Health

No Difference in Disease Markers for IBD Patients Treated With Biosimilars

There was no difference in drug persistence or other biomarkers among patients with inflammatory bowel disease (IBD) treated with an adalimumab (Humira) biosimilar, U.K. researchers found in an observational cohort study.

After a year of follow-up, patients who were switched to SB5 from adalimumab and patients started on SB5 saw no difference in drug persistence, C-reactive protein levels, clinical remission, fecal calprotectin levels, or trough level, reported Lauranne A.A.P. Derikx, MD, PhD, and colleagues at the Western General Hospital in Edinburgh, Scotland, writing in the Journal of Crohn’s and Colitis.

Adalimumab, a monoclonal antibody targeting the tumor necrosis factor (TNF), is effective in treating moderate-to-severe IBD, but the treatment is costly.

“All our ADA [adalimumab] patients switched to an ADA biosimilar in a managed switch program to effectuate cost savings,” Derikx told MedPage Today.

SB5 was approved as Hadlima in the U.S., but is not scheduled to be available until 2023. It was approved by the European Union in August 2017 to treat Crohn’s disease and ulcerative colitis, among other indications.

Researchers used a prescription database to identify IBD patients treated with adalimumab from a tertiary center in Scotland.
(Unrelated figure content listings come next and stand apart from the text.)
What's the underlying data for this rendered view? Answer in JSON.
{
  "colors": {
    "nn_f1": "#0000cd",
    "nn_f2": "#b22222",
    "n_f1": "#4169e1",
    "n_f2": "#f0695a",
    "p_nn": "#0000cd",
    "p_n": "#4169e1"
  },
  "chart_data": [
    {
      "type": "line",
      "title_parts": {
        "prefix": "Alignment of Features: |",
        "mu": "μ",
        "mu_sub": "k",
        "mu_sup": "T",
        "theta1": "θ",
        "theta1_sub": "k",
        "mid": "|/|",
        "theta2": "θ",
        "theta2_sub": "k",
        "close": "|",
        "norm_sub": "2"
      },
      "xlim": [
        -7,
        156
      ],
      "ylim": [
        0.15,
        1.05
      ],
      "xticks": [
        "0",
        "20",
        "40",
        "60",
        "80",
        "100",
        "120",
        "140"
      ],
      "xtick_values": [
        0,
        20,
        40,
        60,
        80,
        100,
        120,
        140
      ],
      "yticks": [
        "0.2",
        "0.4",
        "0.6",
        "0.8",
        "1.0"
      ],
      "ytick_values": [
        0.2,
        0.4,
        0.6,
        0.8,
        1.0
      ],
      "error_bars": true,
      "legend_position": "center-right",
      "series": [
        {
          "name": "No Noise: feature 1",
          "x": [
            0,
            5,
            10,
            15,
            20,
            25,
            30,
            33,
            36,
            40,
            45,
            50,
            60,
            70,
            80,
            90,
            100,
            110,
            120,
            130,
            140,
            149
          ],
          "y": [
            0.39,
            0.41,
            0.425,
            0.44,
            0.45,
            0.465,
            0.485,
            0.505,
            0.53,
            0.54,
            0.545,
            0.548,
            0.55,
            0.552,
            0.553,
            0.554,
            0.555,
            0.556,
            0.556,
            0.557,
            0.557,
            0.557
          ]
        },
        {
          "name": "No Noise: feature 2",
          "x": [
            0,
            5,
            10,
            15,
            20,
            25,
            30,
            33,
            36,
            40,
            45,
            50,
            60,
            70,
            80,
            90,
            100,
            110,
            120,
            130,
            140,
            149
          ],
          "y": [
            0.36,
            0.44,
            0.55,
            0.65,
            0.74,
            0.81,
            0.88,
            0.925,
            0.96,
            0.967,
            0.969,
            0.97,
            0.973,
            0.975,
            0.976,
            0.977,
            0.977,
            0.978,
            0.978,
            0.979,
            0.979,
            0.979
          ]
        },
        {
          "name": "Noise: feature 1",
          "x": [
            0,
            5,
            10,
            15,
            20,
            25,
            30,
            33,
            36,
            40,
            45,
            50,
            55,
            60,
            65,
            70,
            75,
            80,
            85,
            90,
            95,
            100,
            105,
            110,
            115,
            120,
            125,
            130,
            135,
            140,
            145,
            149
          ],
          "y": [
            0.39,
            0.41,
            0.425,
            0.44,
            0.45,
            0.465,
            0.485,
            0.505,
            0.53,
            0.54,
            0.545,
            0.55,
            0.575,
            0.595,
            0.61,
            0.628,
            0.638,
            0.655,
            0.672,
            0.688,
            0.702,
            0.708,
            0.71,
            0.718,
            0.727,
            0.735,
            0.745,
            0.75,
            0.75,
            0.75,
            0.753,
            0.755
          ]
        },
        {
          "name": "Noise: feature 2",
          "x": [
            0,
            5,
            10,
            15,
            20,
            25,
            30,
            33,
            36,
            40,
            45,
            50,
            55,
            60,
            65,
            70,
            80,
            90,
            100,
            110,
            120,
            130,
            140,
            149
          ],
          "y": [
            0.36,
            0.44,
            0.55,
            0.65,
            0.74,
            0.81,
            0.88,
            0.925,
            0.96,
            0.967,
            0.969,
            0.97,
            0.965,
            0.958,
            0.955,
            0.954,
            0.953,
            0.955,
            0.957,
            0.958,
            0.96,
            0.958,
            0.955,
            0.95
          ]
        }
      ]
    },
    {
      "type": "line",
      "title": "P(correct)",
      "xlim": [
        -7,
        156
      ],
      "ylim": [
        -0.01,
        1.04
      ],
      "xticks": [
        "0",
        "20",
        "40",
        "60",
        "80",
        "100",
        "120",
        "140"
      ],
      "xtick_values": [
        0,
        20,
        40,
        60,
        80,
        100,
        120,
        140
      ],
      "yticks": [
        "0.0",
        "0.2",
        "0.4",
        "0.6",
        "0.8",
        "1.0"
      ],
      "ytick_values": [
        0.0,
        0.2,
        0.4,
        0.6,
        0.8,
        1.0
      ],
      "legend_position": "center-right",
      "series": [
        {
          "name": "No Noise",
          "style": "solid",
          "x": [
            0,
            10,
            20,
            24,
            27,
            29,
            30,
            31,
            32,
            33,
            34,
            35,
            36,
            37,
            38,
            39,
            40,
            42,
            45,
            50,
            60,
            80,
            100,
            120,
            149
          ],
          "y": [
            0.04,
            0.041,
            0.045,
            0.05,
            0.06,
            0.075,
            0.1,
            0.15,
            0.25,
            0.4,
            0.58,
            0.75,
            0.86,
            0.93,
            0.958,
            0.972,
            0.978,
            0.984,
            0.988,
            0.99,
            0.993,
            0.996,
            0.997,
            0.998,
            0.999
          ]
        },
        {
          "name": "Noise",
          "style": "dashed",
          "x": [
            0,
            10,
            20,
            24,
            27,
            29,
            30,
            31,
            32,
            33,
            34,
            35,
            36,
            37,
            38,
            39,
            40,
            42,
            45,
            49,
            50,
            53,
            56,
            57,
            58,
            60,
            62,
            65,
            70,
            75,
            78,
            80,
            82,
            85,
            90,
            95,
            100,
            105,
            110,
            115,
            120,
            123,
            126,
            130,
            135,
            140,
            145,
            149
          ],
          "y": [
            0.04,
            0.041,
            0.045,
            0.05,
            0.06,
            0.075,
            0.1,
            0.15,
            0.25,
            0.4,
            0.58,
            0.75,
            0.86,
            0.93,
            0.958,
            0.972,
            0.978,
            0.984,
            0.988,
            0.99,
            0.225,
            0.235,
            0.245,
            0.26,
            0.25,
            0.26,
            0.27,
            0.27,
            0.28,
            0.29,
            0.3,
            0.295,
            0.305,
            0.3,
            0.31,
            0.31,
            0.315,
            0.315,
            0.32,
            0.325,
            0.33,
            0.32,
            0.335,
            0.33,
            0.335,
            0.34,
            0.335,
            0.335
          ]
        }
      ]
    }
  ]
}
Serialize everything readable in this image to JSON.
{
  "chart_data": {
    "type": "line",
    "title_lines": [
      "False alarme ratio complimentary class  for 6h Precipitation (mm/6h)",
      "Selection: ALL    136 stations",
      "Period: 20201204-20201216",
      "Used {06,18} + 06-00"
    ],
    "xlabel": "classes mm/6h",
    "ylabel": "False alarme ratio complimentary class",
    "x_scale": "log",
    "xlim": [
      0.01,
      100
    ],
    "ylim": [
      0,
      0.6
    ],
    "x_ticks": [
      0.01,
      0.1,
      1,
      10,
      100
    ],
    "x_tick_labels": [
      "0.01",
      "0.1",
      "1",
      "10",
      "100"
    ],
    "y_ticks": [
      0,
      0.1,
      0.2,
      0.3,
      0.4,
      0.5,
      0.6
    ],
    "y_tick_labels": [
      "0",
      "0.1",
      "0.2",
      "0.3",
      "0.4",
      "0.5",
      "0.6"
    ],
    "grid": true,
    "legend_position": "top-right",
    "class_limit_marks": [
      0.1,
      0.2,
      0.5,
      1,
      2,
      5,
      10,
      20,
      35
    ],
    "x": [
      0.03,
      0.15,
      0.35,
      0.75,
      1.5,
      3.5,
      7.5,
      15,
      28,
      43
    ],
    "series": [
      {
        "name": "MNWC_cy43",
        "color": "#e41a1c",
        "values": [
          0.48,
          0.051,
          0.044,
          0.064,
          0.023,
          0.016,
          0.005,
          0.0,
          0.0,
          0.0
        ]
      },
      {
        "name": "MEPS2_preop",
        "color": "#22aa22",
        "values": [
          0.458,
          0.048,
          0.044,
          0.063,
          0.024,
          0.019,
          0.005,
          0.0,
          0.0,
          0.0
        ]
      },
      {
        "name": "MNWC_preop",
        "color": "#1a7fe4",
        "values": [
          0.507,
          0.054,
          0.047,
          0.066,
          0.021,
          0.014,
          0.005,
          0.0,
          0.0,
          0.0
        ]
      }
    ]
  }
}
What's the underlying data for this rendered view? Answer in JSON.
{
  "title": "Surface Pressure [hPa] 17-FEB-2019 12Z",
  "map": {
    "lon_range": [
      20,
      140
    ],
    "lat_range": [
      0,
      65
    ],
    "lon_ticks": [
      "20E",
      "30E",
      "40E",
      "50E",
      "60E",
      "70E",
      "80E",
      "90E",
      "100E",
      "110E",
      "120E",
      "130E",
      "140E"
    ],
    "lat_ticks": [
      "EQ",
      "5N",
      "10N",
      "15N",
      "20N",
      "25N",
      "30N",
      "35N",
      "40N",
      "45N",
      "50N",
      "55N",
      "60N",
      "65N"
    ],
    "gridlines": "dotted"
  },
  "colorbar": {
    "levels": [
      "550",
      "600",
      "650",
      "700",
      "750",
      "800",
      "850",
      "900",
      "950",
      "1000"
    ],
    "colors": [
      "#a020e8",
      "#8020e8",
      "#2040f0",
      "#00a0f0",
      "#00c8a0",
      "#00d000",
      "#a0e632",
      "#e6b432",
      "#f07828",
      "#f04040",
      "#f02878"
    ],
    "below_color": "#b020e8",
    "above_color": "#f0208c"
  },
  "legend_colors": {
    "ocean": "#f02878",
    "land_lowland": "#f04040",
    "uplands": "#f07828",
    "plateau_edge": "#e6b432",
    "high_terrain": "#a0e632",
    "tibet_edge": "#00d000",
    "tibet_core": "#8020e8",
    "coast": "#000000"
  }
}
The authors attempted to discover the long-term outcomes of IBD patients switched to the biosimilar SB5 after taking adalimumab (SB5-switch cohort) or the effects of starting SB5 (SB5-start cohort).

Participants were adults with IBD, who were taking adalimumab as maintenance therapy as of February 1, 2019. If patients started adalimumab after December 2018, they were then started on SB5. Patients were excluded if they lacked follow-up data beyond 1 month after starting SB5. Most patients were given 40 mg of the drug every other week.

SB5 drug persistence among both cohorts was the primary outcome. The secondary endpoints included adverse events, immunogenicity (adalimumab drug/antibody levels), clinical remission, biochemical and fecal biomarkers.

There were 481 patients in this study, 256 in the “SB5-switch cohort” and 225 patients in the “SB5 start-cohort.” Both groups had a slight majority of men. About 78%-89% had Crohn’s disease.

Patients in the SB5-switch cohort had a median follow-up of 13.7 months and patients in the SB5 start-cohort had a median follow-up of 8.3 months. On average, patients were treated 32.5 months before switching.

After a year of follow-up, adalimumab persistence, a marker for real-world benefit, was 62.5% in patients in the start cohort and 83.1% in the switch cohort.

Trough levels were stable with detectable adalimumab antibodies in 10.5% of the SB5-switch group and 22% in the SB5-start group. There were no differences reported in C-reactive protein, clinical remission, and fecal calprotectin, the authors said.

The most commonly reported side effect was injection site pain, and the authors noted adalimumab trough levels were similar to baseline at week 26 and 52 after the treatment switch.

About 35% of start and switch cohorts discontinued SB5. In the switch cohort, the most common reason for discontinuation was adverse events, followed by secondary loss of response. In the start cohort, primary non-response, secondary loss of response and adverse events were equally common.

Of those who discontinued, 35 patients, most from the switch cohort, had a double biosimilar switch from adalimumab to SB5 to yet another adalimumab biosimilar, ABP 501.

Double biosimilar switch patients had mostly Crohn’s disease and only 17% of patients underwent dose intensification. None of the double-switch patients needed dose adjustment for ABP 501 or discontinued within the average follow-up (34 weeks).

“These data are essential since many patients are switched once already and currently clinicians face the question if a second switch is possible. The possibility of a second switch might reduce anti-TNF/ADA costs even further due to market forces, and this might further improve worldwide access to anti-TNF,” Derikx told MedPage Today, adding that her group will report their experience with a double switch of another monoclonal antibody, infliximab, soon.

Limitations of this study include a lack of a control to assess the possible continued use of the adalimumab originator. Follow-up data was not extensive. There was also a lack of standardized care in adalimumab dosing, dose adjustments, and disease activity. However, the authors described the non-standardized clinical care as an additional strength of the study as well, reflecting real-world practices since different clinicians provide slight variations in clinical practices.

Last Updated June 10, 2021

  • Zaina Hamza is a staff writer for MedPage Today, covering Gastroenterology and Infectious disease. She is based in Chicago.

Disclosures

Funding was provided by the UK Research Innovation and a Wellcome Trust Clinical Research Career Development Fellowship.

Derikx reported serving on the advisory board of Sandoz. Co-authors reported grant or support from the Greek Group, Janssen, Pfizer, Takeda, Gilead, Abbvie, MSD, Galapagos, Ferring, Shire, Dr Falk, Hospira, Warner-Chilcott, Pharmacosmos, Topivert, GlaxoSmithKline, Trellus Health, and Iterative Scopes.